Montane hay meadows - 6520 - These hay meadows, typical of the Upper Ardennes, have developed almost exclusively on plateaux at altitudes above 550 m. They originate from (sub-)montane climax beech forests which, when cleared, have allowed the development of dry and wet moorland, and hay meadows have been created in the vicinity of dwellings.

These meadows, with little fertilisation, were mown to produce hay and the regrowth was usually grazed. These grasslands are clearly more mountainous in character than the hay meadows of the Alchemillo-Trisetetum (6510). At present, those that have survived are mainly grazed, thus losing the characteristic species of their flora. What's more, they currently only exist in fragments. The association with Geranium sylvaticum is a fatter variant that takes the form of a tall, closed meadow. The association with Meum athamanticum, a leaner variant, presents a radically different structure, with low, closed vegetation, whose herbaceous stratum is made up of a short, dense lawn of Festuca rubra. It resembles a lean lawn with Nardus stricta, from which it is often derived.

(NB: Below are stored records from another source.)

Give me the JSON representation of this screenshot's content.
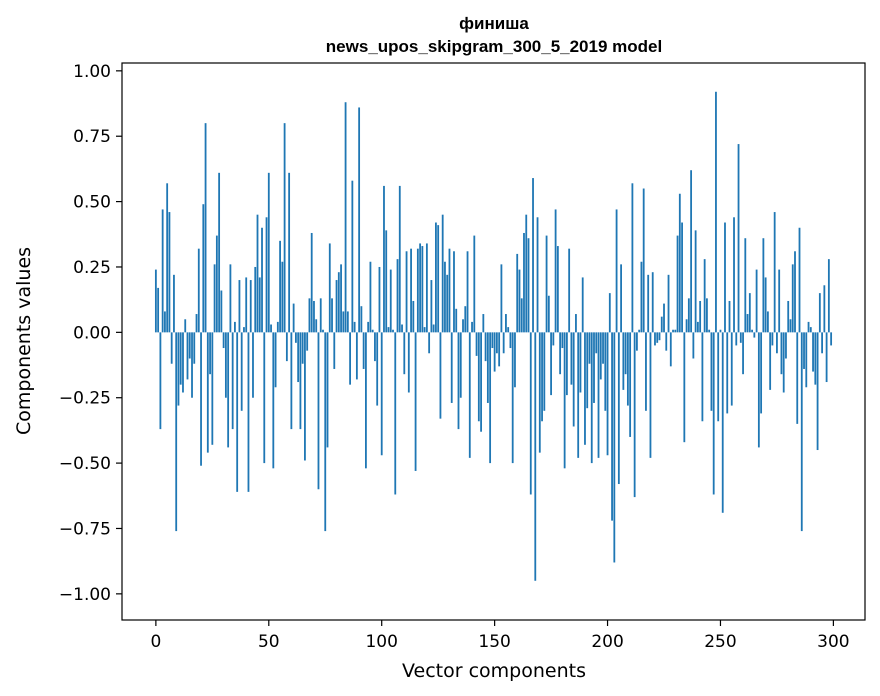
{
  "chart_data": {
    "type": "bar",
    "title_line1": "финиша",
    "title_line2": "news_upos_skipgram_300_5_2019 model",
    "xlabel": "Vector components",
    "ylabel": "Components values",
    "xlim": [
      -15,
      314
    ],
    "ylim": [
      -1.1,
      1.03
    ],
    "xticks": [
      0,
      50,
      100,
      150,
      200,
      250,
      300
    ],
    "xtick_labels": [
      "0",
      "50",
      "100",
      "150",
      "200",
      "250",
      "300"
    ],
    "yticks": [
      1.0,
      0.75,
      0.5,
      0.25,
      0.0,
      -0.25,
      -0.5,
      -0.75,
      -1.0
    ],
    "ytick_labels": [
      "1.00",
      "0.75",
      "0.50",
      "0.25",
      "0.00",
      "−0.25",
      "−0.50",
      "−0.75",
      "−1.00"
    ],
    "bar_color": "#1f77b4",
    "grid": false,
    "values": [
      0.24,
      0.17,
      -0.37,
      0.47,
      0.08,
      0.57,
      0.46,
      -0.12,
      0.22,
      -0.76,
      -0.28,
      -0.2,
      -0.23,
      0.05,
      -0.18,
      -0.1,
      -0.25,
      -0.12,
      0.07,
      0.32,
      -0.51,
      0.49,
      0.8,
      -0.46,
      -0.16,
      -0.43,
      0.26,
      0.37,
      0.61,
      0.16,
      -0.06,
      -0.25,
      -0.44,
      0.26,
      -0.37,
      0.04,
      -0.61,
      0.2,
      -0.3,
      0.02,
      0.21,
      -0.61,
      0.2,
      -0.25,
      0.25,
      0.45,
      0.21,
      0.4,
      -0.5,
      0.44,
      0.61,
      0.03,
      -0.52,
      -0.21,
      0.04,
      0.35,
      0.27,
      0.8,
      -0.11,
      0.61,
      -0.37,
      0.11,
      -0.04,
      -0.19,
      -0.37,
      -0.12,
      -0.49,
      -0.07,
      0.13,
      0.38,
      0.12,
      0.05,
      -0.6,
      0.13,
      0.01,
      -0.76,
      -0.44,
      0.34,
      0.13,
      -0.14,
      0.2,
      0.23,
      0.26,
      0.08,
      0.88,
      0.08,
      -0.2,
      0.58,
      0.04,
      -0.18,
      0.86,
      0.1,
      -0.14,
      -0.52,
      0.04,
      0.27,
      0.01,
      -0.11,
      -0.28,
      0.25,
      -0.47,
      0.56,
      0.39,
      0.02,
      0.24,
      0.01,
      -0.62,
      0.28,
      0.56,
      0.03,
      -0.16,
      0.31,
      -0.23,
      0.32,
      0.12,
      -0.53,
      0.32,
      0.34,
      0.33,
      0.02,
      0.34,
      -0.08,
      0.2,
      0.03,
      0.42,
      0.41,
      -0.33,
      0.45,
      0.27,
      0.22,
      0.32,
      -0.27,
      0.31,
      0.09,
      -0.37,
      -0.25,
      0.05,
      0.1,
      0.31,
      -0.48,
      0.04,
      0.37,
      -0.09,
      -0.34,
      -0.38,
      0.07,
      -0.11,
      -0.27,
      -0.5,
      -0.06,
      -0.15,
      -0.08,
      -0.13,
      0.26,
      -0.08,
      0.07,
      0.02,
      -0.06,
      -0.5,
      -0.21,
      0.3,
      0.24,
      0.13,
      0.38,
      0.45,
      0.36,
      -0.62,
      0.59,
      -0.95,
      0.44,
      -0.46,
      -0.34,
      -0.3,
      0.37,
      0.14,
      -0.24,
      -0.05,
      0.47,
      0.33,
      -0.16,
      -0.06,
      -0.52,
      -0.24,
      0.32,
      -0.2,
      -0.36,
      0.07,
      -0.48,
      -0.23,
      0.21,
      -0.43,
      -0.29,
      -0.12,
      -0.5,
      -0.27,
      -0.08,
      -0.48,
      -0.18,
      -0.12,
      -0.3,
      -0.47,
      0.15,
      -0.72,
      -0.88,
      0.47,
      -0.58,
      0.26,
      -0.22,
      -0.16,
      -0.28,
      -0.4,
      0.57,
      -0.63,
      -0.07,
      0.01,
      0.27,
      0.55,
      -0.3,
      0.22,
      -0.48,
      0.23,
      -0.05,
      -0.04,
      -0.03,
      0.06,
      0.11,
      -0.07,
      0.22,
      -0.13,
      0.01,
      0.01,
      0.37,
      0.53,
      0.42,
      -0.42,
      0.05,
      0.13,
      0.62,
      -0.1,
      0.39,
      0.04,
      0.12,
      -0.34,
      0.28,
      0.13,
      0.01,
      -0.3,
      -0.62,
      0.92,
      -0.34,
      0.01,
      -0.69,
      0.42,
      -0.31,
      0.12,
      -0.28,
      0.44,
      -0.05,
      0.72,
      -0.04,
      -0.16,
      0.36,
      0.07,
      0.15,
      0.01,
      -0.02,
      0.24,
      -0.44,
      -0.31,
      0.36,
      0.21,
      0.08,
      -0.22,
      -0.05,
      0.46,
      -0.08,
      0.24,
      -0.16,
      -0.23,
      -0.1,
      0.12,
      0.05,
      0.26,
      0.31,
      -0.35,
      0.4,
      -0.76,
      -0.14,
      -0.21,
      0.04,
      0.02,
      -0.15,
      -0.2,
      -0.45,
      0.15,
      -0.08,
      0.18,
      -0.19,
      0.28,
      -0.05
    ]
  }
}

Wherever the topography allowed, there were valley meadows that were particularly prized for their hay production. They were irrigated by watering and were often the only source of food for winter feeding. They were farmed until after the Second World War, and it was not until around 1960 that most of them disappeared. These are permanent meadows that are mown once or twice a year, but may also be grazed at the end of the season. Generally speaking, these meadows originate from forest clearings or agricultural wasteland, generally sown with seeds collected from haylofts, whose initial vegetation has evolved under the influence of manure and late mowing for hay production.

In 2015, at the level of the project's Natura 2000 sites, this habitat represented 206.8 hectares and we aimed to recreate/restore 60 hectares of sub-montane and montane hay meadows.